Last year, at SCaLE, John made an observation. “You are not ninja enough,” he told me. As a group of us were walking down a hallway in the hotel, I walked over to what I assumed was a portal used for catering events. As I pulled on the doors, finding them locked, John pointed out that I couldn’t go there, for the aforementioned reason.
Last night, as I watched my daughter fall down the stairs, the back of her head hitting the last two hardwood steps, I realized I am in fact not ninja enough. She’s fine, by the way, it wasn’t a bad fall and only scared her a little. The worst part for me, as I reflect on it, is that I knew it was going to happen. Well, I knew it could happen.
Kaylee, who is two years old and has been walking since she was 10 months old, walked up a flight of five hardwood stairs to meet me on the landing and take a book I was offering her. As she took the book and started turning to walk up the next flight of stairs, I observed that she was close to the edge and, if her balance wasn’t just right, she could fall backwards down the stairs.
Sure enough, this is exactly what happened.

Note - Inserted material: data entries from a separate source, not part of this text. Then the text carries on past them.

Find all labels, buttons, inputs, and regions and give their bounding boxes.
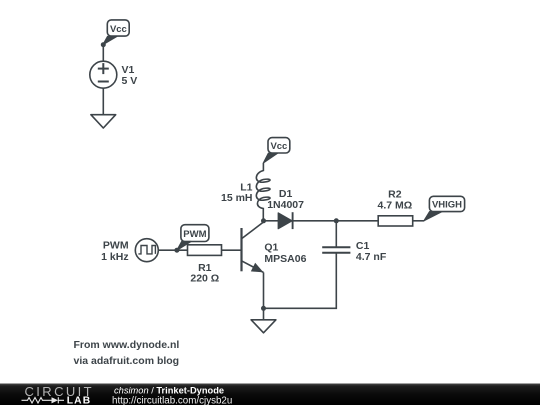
svg-text:PWM: PWM [103, 240, 129, 252]
svg-text:Vcc: Vcc [270, 141, 287, 152]
node dot at PWM flag [174, 248, 179, 253]
inductor L1 [256, 163, 270, 221]
svg-text:1 kHz: 1 kHz [101, 251, 128, 263]
svg-text:Vcc: Vcc [110, 24, 127, 35]
net flag VHIGH [424, 196, 465, 220]
svg-text:4.7 MΩ: 4.7 MΩ [378, 199, 413, 211]
Q1 labels [264, 241, 306, 265]
svg-text:C1: C1 [356, 240, 370, 252]
svg-text:PWM: PWM [183, 229, 206, 240]
PWM source name/value labels [101, 240, 129, 263]
wire collector to node [263, 221, 265, 222]
wire node to R2 [336, 220, 378, 222]
wire to ground 2 [263, 308, 265, 320]
CircuitLab logo zigzag + diode [22, 397, 65, 403]
diode D1 [278, 212, 292, 229]
wire R1 to Q1 base [222, 249, 242, 251]
footer bar [0, 384, 540, 405]
C1 labels [356, 240, 387, 263]
wire PWM to R1 [158, 249, 187, 251]
wire V1 bottom [102, 88, 104, 115]
svg-text:220 Ω: 220 Ω [190, 272, 219, 284]
wire V1 top [102, 45, 104, 62]
wire node to D1 [264, 220, 279, 222]
R2 labels [378, 189, 413, 212]
transistor Q1 (NPN) [242, 222, 264, 272]
L1 labels [221, 181, 253, 203]
svg-text:5 V: 5 V [122, 75, 138, 87]
square-wave source PWM [135, 239, 158, 262]
resistor R1 [188, 245, 222, 256]
svg-text:15 mH: 15 mH [221, 192, 253, 204]
wire C1 bottom [264, 253, 337, 309]
svg-text:chsimon / Trinket-Dynode: chsimon / Trinket-Dynode [114, 385, 224, 395]
net flag PWM [177, 225, 209, 251]
svg-text:Q1: Q1 [264, 241, 278, 253]
svg-text:From www.dynode.nl: From www.dynode.nl [74, 339, 180, 351]
svg-text:MPSA06: MPSA06 [264, 253, 306, 265]
wire R2 to VHIGH [413, 220, 425, 222]
node dot at Vcc/V1 [101, 42, 106, 47]
net flag Vcc (at L1) [263, 138, 289, 163]
svg-text:LAB: LAB [67, 396, 91, 405]
ground (emitter) [251, 320, 276, 333]
svg-text:4.7 nF: 4.7 nF [356, 251, 387, 263]
net flag Vcc (at V1) [103, 20, 129, 45]
svg-text:via adafruit.com blog: via adafruit.com blog [74, 355, 180, 367]
svg-text:1N4007: 1N4007 [267, 199, 304, 211]
node dot D1/R2/C1 [334, 218, 339, 223]
capacitor C1 [322, 247, 350, 252]
wire D1 to output node [292, 220, 336, 222]
R1 labels [190, 262, 219, 284]
node dot emitter/ground [261, 306, 266, 311]
svg-text:http://circuitlab.com/cjysb2u: http://circuitlab.com/cjysb2u [112, 395, 232, 405]
ground (V1) [91, 115, 116, 128]
svg-text:V1: V1 [122, 64, 135, 76]
V1 value labels [122, 64, 138, 87]
voltage source V1 [90, 61, 117, 88]
svg-text:VHIGH: VHIGH [432, 199, 462, 210]
wire node to C1 [335, 221, 337, 248]
wire emitter down [263, 272, 265, 308]
D1 labels [267, 188, 304, 211]
resistor R2 [378, 216, 413, 226]
node dot collector/L1/D1 [261, 218, 266, 223]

Had I taken the simple precaution of stepping closer to her and moving in behind her, I could have repaired her balance when she lost it. Instead, perhaps lulled by her otherwise incredibly good balance, I shrugged off the thought. Right before I found myself lunging forward to catch her, my arms closing on empty air.
In Kiado-Ryu, one of our tenets is, Action is Faster than Reaction. In a fight, a punch can be thrown faster than it can be blocked. To act, an opponent merely needs to think about their action before executing it, a process invisible to an outside observer. To react, the action must be observed, processed, a reaction decided upon, and finally executed. Had I acted, I would not have put myself in a position where reaction was necessary.

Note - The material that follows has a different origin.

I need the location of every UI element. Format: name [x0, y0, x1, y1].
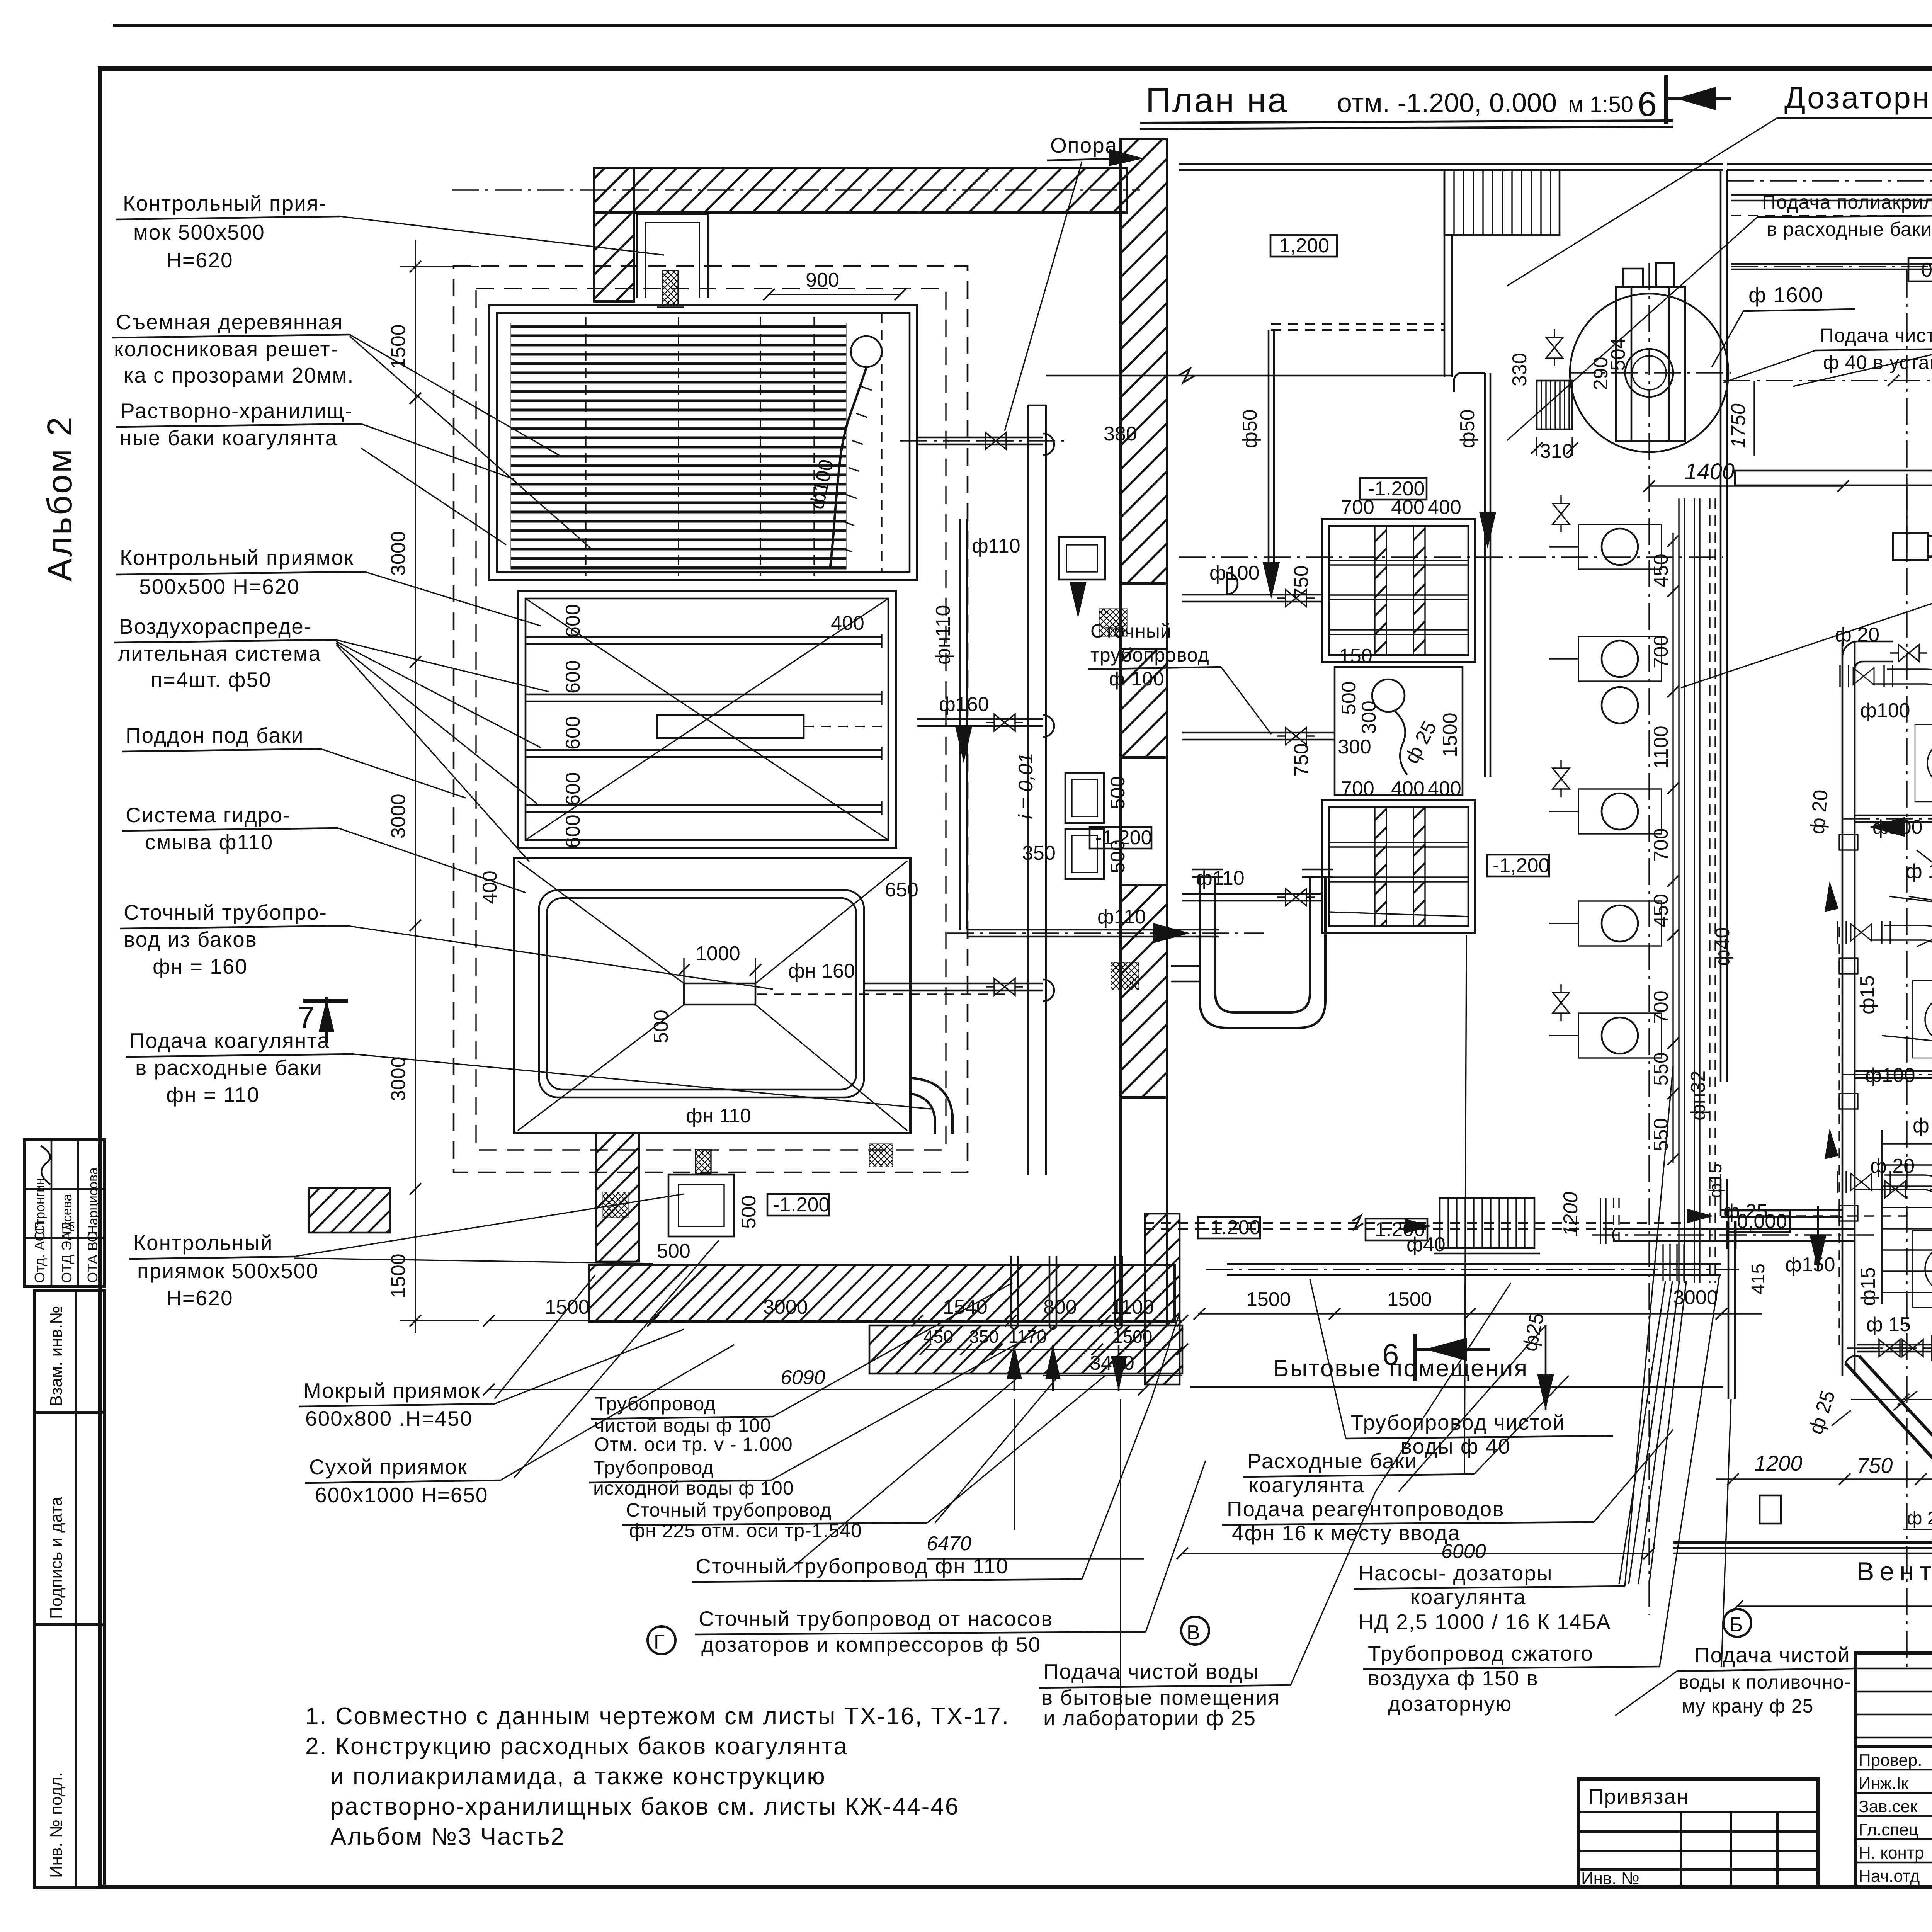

Further, and only partially related to the moral of this story, as I prepare for my third degree Black Belt, I’m starting to consider other activities to augment my training. CrossFit is an obvious choice. While I enjoy the gym in concept, I’ve never been a fan of lifting the same weights in the same way every day. I also recently learned about MovNat, and the idea of functional fitness appeals to me. These activities would train me to move more naturally and efficiently when I do need to act or even react. Parkour flat out looks awesome, but I think I’m nowhere near ready to start that. Finally, for tactical training, I just purchased lifetime memberships for my entire family at FrontSight, so we can take all of the offered courses, some of which (as I’m told by those who have attended, who also advise me to ignore their infomercial-esque website) are downright awesome.
In short, I have a theme for 2011. I must level up my ninja.